Xavier wouldn’t allow that, though. Since the night of the miscarriage, I’d been sleeping in his bedroom, and even though I hadn’t questioned his decision, I was fearful I was becoming too much of a burden to him. Still, he watched me like he feared I’d wither and die right before his eyes. Sometimes I woke to find him reading on the couch or the bed beside me. I wondered if he got any sleep. Yet he always looked fresh and alert and had a devastating smile ready for me. Maybe he was just good at hiding his tiredness.
Regardless of the gloom I’d retracted into, his care constantly stirred something inside my dead soul that I couldn’t recognize. I wanted to move. I wanted to smile. I wanted to laugh. I wanted to be happy. Just for him.
Still, I couldn’t.
“I brought you these.” He walked further into the room and set the books on the coffee table. “I thought maybe your favorites might make you feel better.” He spread them out then straightened to look at me.
Leaving the window, I drew closer, and whether it was the anger from having another baby snatched from me or the sight of the books I knew the devil himself had rewarded me with for my obedience and taking my other babies, I screamed so loud, it startled me as much as it did Xavier.
As my shrieks resonated in the air, my eyes stuck on the hands swiping the books from the coffee table and sending them crashing in all directions, I didn’t recognize the person unleashing her rage.
A calm settled over me when I finally quieted and stood back, breathing hard, staring at my shaking hands. Something so consuming, my body swayed, my vision blurred, and my skin quivered before my legs gave out, and I felt myself falling.
“I got you, love,” echoed in my ears, and darkness descended.
When I opened my eyes again, however long that was, I was in Xavier’s bed, staring up at the pretty white ceiling, shame washing over me.
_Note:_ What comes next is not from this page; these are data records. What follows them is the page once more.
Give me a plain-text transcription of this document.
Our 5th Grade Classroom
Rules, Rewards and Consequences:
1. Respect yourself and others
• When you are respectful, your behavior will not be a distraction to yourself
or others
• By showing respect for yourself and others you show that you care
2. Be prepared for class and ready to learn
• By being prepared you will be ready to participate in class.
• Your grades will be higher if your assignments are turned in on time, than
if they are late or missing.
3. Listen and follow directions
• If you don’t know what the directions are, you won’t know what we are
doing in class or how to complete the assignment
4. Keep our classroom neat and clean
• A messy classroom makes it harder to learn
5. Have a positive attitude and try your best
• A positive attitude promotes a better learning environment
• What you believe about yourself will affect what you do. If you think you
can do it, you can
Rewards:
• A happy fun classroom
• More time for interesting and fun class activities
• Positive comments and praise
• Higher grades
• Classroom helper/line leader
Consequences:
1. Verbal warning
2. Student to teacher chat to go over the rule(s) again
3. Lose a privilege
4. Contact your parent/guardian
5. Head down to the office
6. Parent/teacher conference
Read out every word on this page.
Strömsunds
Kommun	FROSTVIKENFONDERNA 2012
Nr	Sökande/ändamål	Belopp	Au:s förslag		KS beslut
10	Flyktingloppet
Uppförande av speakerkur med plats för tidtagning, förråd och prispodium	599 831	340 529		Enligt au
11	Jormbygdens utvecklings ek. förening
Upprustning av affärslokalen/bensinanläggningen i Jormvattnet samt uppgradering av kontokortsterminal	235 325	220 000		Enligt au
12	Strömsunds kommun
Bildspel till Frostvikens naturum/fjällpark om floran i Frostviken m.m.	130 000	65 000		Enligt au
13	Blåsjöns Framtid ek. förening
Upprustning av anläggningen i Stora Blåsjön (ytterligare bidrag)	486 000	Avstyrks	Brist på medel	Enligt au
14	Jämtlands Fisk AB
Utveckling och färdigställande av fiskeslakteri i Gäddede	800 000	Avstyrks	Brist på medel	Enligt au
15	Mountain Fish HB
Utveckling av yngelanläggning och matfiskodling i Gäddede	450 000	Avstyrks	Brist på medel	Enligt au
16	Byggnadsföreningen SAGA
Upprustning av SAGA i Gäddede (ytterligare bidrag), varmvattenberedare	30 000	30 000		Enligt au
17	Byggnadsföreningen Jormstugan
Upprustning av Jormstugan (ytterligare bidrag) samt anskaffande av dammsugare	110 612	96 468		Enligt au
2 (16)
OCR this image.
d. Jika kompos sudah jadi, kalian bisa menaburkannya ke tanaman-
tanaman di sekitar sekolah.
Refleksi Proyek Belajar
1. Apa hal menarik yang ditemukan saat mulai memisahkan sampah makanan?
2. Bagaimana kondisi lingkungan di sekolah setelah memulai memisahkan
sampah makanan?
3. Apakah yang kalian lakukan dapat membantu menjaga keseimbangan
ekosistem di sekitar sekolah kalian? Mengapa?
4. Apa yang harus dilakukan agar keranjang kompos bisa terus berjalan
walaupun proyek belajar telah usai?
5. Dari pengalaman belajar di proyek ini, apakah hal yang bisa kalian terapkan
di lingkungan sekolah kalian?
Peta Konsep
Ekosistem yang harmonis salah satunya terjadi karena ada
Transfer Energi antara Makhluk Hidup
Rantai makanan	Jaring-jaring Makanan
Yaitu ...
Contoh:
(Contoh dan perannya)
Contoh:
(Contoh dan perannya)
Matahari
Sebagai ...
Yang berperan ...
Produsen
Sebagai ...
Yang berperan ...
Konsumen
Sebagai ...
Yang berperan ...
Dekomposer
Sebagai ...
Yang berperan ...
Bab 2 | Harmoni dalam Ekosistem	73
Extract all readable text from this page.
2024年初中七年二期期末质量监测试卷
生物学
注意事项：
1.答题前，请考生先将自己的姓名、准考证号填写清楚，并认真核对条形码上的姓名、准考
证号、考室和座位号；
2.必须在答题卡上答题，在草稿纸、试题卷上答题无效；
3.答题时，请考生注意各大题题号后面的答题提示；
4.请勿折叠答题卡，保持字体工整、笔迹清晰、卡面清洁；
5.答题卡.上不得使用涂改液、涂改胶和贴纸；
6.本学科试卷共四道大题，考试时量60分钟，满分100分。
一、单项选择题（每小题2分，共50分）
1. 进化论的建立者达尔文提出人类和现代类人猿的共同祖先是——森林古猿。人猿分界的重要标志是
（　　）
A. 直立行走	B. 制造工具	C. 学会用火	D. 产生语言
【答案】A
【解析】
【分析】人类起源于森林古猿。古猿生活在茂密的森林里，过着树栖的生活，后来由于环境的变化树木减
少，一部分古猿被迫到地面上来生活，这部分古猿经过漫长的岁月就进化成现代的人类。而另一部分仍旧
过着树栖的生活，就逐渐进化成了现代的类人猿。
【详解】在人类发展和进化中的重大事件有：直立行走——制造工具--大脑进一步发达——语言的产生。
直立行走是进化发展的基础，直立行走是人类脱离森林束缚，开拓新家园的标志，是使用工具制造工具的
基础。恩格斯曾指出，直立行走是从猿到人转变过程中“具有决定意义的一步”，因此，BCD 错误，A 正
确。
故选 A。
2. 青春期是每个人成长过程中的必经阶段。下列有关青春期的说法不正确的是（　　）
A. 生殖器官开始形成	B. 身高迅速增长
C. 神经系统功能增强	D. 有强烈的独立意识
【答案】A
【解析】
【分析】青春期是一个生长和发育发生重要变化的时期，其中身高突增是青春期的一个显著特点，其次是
I disrespected the one man giving me everything I’d yearned for. As if my contrite heart summoned him, he appeared at the side of the bed.
“Feeling better,” he asked his beautiful smile in place.
“I’m sorry,” I whispered.
His head tilted to one side, he studied me for a moment before he sat and reached for my hand. “What exactly is it that you’re sorry for?”
Dropping my eyes to the buttons on his light blue shirt, I searched my brain for the right words. “For screaming, for throwing the books, for...for causing you sleepless nights...for...” I broke off, swallowing.
His soft laugh drew my eyes to his. “Never apologize for what you’re feeling, love. It’s like saying I’m sorry I’m hurting.” He kissed my knuckles. “You’re allowed to hurt as much as you’re allowed to heal. And an apology doesn’t mean you did something wrong. It means you respect me and our relationship. Only apologize if you’re absolutely sure you’re wrong, okay?”
I nodded, once more surprised by how calm he always remained and knowing precisely what to say to comfort me.
Setting my hand down, he stood and pointed to the coffee table. “I want you to see something.”
Pushing aside the covers, I sat up, took his hand, and let him lead me to the coffee table. I stared at all the books laid out, and my heart flew into my mouth. “They’re...” unable to speak, I looked at him.